Reports from this morning’s presser inaugurating The Wall Street Journal‘s new New York metro section (you may have heard about it) are streaming in, and it looks like Journal managing editor Robert Thomson has his own take on the meaning of his paper’s latest salvo against The New York Times.
Lashing out against the “bourgeoisie” and media elites, Thomson called for a sustainable form of journalism, and urged readers to get the Times for free online, while subscribing to the Journal. (In a spirited blog post, the Times‘ David Carr highlighted the irony of railing against the privileged class to an audience that was “munching on quiche and salmon-dappled bagels.” We’ll add that the event was held at the Plaza hotel.)
In any case, the populist attitude appears real, and gels with the attitude of Rupert Murdoch, CEO of Journal parent News Corp..
It’s an odd stance, considering that The Wall Street Journal‘s very name connotes an insular class of money-grubbing traders and rampant capitalists. On the other hand, the Journal‘s inaugural metro offering does eschew some of the hoity-toity high-handedness that is something of a trademark at the Times.

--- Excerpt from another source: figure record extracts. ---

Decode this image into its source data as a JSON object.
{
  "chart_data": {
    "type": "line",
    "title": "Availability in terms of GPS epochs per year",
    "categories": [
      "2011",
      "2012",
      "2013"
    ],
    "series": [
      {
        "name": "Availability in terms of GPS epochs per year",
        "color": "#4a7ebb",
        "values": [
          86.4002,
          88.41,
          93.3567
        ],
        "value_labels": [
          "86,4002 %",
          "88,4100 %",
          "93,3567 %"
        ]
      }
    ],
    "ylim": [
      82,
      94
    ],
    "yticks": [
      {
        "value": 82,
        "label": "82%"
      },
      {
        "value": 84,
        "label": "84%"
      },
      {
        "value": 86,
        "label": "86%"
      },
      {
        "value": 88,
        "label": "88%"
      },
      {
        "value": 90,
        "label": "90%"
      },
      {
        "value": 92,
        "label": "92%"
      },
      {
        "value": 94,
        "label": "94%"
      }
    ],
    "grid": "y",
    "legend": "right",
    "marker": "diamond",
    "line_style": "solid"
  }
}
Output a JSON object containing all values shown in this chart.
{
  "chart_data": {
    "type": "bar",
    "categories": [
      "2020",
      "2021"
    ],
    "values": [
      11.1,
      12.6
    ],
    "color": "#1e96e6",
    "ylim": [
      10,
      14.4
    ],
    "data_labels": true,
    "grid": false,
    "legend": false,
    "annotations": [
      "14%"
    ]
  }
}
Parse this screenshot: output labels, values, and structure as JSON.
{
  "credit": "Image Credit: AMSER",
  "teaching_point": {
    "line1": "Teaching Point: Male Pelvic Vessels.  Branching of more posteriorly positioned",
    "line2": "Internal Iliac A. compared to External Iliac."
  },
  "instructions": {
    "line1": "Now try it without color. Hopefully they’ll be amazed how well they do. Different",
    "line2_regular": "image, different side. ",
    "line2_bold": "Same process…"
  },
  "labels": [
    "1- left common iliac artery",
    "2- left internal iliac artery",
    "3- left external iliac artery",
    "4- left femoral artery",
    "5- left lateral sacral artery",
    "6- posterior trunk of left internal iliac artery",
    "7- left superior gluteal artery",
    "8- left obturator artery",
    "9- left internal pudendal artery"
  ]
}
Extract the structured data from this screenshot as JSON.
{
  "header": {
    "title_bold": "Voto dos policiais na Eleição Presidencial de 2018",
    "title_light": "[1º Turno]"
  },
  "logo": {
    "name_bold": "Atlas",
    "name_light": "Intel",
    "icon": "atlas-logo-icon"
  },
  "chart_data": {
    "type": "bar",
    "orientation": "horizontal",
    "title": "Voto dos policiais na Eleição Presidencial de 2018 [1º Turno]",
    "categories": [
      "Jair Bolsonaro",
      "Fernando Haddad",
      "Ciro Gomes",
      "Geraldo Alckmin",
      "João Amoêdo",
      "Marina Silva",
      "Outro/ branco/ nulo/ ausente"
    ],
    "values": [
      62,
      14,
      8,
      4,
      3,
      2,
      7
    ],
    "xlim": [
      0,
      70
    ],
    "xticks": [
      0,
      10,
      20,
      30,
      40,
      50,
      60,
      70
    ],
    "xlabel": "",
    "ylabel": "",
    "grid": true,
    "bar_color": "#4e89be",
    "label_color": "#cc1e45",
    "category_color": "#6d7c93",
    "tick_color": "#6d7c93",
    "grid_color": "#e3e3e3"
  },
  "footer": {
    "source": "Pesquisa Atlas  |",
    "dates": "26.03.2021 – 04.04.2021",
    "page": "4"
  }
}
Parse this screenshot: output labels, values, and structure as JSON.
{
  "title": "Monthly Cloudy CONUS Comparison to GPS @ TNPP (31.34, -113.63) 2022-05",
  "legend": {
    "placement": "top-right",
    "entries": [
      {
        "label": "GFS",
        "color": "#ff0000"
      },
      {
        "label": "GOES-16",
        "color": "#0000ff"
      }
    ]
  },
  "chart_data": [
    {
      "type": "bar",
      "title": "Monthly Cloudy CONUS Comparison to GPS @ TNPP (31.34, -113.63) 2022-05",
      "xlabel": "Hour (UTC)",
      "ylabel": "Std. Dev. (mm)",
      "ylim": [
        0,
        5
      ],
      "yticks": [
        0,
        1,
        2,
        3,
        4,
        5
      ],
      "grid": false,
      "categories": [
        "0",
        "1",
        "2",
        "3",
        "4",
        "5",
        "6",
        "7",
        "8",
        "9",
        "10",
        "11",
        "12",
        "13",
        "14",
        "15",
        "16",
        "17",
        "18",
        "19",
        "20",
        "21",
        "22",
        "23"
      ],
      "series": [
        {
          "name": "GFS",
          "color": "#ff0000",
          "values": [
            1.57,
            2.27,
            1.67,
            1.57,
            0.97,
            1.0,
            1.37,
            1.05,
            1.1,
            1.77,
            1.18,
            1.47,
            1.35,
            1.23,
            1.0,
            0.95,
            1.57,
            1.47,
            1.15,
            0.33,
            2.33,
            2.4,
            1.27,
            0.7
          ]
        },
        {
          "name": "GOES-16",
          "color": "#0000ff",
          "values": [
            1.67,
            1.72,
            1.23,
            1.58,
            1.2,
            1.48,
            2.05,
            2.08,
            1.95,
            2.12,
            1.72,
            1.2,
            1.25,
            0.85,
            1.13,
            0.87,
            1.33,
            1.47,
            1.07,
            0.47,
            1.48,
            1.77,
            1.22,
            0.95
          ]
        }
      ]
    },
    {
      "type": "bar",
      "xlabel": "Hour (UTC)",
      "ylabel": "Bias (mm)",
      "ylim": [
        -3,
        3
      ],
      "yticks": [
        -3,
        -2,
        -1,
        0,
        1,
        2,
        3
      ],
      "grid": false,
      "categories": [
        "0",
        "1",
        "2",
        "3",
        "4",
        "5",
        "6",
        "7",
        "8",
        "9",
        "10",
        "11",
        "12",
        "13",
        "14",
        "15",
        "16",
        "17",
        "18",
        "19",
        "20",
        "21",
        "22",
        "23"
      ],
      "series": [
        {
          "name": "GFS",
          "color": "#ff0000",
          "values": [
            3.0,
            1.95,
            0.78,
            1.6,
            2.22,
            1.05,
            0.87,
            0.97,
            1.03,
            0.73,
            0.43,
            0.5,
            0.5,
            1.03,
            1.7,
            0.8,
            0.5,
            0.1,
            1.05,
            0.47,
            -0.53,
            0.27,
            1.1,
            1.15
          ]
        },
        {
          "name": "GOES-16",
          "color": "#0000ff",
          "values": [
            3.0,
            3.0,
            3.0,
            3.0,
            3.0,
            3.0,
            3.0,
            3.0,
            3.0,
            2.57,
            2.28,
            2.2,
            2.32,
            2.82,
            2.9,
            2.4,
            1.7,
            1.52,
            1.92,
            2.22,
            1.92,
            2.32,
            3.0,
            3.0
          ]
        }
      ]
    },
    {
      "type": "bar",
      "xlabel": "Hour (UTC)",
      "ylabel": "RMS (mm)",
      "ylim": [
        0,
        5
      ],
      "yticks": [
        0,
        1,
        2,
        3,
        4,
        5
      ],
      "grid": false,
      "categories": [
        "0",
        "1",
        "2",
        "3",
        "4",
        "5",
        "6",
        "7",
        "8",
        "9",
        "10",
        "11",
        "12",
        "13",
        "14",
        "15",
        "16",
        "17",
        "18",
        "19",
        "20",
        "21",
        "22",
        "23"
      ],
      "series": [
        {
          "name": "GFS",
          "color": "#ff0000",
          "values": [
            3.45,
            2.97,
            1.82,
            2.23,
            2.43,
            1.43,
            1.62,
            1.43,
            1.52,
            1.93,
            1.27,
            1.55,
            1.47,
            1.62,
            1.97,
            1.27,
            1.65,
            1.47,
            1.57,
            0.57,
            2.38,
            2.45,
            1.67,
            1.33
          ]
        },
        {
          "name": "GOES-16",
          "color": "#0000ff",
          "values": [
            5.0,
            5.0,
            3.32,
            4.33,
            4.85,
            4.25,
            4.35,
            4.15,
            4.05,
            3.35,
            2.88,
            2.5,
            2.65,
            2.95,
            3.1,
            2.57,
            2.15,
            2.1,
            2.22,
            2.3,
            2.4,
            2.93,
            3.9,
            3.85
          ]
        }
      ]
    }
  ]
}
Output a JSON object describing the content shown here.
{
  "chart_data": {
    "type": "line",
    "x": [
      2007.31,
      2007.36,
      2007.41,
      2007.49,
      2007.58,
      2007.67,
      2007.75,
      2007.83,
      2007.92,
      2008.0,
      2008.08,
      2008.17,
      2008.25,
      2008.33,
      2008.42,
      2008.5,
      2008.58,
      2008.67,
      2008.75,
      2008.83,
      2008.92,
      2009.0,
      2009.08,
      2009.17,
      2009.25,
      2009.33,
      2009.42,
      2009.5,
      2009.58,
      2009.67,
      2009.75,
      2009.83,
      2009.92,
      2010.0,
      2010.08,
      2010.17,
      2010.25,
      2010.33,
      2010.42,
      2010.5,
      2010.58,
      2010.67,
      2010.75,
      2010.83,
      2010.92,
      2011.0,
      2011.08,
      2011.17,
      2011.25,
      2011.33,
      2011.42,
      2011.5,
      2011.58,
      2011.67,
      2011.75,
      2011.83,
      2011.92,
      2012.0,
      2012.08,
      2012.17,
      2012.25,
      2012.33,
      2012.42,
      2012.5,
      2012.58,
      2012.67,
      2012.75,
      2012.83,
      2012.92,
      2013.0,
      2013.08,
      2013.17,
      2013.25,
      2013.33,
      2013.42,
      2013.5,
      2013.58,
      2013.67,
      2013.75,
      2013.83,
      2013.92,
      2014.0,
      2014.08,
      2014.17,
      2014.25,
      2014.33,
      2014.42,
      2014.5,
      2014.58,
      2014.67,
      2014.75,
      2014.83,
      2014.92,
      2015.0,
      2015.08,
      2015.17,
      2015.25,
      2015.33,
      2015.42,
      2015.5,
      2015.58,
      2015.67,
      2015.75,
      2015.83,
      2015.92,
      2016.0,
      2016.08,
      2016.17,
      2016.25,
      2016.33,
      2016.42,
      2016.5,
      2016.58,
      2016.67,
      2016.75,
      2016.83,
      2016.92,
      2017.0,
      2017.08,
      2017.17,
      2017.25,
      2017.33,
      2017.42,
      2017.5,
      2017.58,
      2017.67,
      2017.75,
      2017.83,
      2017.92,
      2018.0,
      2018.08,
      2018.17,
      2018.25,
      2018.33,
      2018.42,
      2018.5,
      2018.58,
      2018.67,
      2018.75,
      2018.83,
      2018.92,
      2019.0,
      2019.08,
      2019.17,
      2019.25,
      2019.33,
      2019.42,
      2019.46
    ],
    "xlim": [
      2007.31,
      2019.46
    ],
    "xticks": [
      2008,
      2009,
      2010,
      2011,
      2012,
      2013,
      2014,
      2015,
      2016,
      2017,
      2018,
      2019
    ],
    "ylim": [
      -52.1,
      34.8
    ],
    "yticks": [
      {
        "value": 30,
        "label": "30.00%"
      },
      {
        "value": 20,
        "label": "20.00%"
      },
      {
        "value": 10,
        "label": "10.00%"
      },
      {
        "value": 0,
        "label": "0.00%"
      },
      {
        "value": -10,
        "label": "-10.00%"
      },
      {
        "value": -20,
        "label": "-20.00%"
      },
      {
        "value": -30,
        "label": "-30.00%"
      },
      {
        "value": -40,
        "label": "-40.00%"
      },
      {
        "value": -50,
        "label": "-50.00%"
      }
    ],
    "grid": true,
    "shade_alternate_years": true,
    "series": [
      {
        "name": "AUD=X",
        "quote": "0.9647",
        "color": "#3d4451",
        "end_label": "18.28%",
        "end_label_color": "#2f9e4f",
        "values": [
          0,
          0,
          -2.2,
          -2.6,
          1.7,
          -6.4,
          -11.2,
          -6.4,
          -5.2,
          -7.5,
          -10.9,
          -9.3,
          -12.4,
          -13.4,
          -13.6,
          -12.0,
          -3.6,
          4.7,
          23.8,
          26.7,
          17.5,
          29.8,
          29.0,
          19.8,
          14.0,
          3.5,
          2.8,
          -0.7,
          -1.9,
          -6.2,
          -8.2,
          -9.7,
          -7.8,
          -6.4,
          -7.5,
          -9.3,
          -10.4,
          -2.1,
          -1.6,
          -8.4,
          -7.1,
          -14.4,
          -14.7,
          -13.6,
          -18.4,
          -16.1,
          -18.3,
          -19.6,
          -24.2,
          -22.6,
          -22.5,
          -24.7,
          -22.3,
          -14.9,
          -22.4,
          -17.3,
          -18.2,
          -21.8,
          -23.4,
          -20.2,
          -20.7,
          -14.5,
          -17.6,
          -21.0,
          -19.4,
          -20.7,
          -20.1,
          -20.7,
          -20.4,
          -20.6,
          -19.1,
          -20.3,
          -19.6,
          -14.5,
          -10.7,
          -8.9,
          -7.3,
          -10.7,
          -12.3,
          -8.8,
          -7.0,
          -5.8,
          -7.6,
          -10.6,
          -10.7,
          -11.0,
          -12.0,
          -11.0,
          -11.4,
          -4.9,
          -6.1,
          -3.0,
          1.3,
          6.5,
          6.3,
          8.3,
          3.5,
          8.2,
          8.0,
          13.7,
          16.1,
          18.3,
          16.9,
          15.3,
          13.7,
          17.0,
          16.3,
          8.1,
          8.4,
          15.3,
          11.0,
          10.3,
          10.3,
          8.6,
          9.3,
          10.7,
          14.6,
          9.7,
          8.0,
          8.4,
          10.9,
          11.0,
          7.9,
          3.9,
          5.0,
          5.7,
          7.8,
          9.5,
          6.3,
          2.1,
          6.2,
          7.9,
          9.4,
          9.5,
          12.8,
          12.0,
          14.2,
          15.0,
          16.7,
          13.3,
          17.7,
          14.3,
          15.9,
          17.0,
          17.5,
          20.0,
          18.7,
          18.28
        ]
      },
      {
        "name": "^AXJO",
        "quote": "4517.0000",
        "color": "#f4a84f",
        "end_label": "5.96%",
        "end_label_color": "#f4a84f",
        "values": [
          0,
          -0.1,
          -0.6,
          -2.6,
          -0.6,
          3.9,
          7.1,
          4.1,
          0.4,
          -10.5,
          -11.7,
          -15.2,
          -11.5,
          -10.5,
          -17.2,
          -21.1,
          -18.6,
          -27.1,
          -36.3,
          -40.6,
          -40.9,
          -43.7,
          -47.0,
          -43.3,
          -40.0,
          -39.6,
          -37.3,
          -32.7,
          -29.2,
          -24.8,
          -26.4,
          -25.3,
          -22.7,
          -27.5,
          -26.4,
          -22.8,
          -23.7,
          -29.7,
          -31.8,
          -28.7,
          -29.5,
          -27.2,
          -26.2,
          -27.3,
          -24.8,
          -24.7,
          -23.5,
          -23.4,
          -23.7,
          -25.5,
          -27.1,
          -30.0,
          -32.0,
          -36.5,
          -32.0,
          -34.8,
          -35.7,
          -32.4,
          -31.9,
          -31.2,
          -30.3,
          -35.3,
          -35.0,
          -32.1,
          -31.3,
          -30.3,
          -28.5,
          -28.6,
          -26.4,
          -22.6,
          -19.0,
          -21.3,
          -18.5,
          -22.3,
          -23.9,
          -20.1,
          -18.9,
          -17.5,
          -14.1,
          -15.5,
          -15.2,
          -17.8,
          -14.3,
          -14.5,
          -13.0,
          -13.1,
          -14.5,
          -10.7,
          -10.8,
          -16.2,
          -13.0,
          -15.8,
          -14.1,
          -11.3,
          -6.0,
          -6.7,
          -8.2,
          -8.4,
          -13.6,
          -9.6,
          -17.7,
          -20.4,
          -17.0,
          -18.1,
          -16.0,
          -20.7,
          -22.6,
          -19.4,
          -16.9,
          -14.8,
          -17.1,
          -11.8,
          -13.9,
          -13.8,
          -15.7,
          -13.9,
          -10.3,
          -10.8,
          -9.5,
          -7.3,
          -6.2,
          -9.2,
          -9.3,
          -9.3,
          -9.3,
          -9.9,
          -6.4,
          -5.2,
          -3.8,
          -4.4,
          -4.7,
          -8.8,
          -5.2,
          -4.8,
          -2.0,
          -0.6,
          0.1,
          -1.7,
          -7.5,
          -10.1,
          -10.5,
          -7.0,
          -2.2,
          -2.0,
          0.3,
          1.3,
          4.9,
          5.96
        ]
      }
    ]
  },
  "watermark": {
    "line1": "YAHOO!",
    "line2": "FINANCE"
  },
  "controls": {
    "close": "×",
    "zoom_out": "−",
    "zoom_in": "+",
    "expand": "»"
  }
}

As the spitting contest progresses, it’ll be interesting to find out whether one side manages to convince its audience that it is the true standard bearer for New York. In the meantime, the name-calling is bound to create tensions. In trying to position itself as a challenger to the New York elite, the Journal has to overcome the ruthless image of its publisher and its capitalistic reputation. As it paints itself as the longstanding newspaper of choice among New Yorkers, the Times has to negotiate is effete reputation and at the same time continue persuading advertisers that its readers are rich and influential. We’ll see if New Yorkers can discern any meaningful messages amid all the dissonance.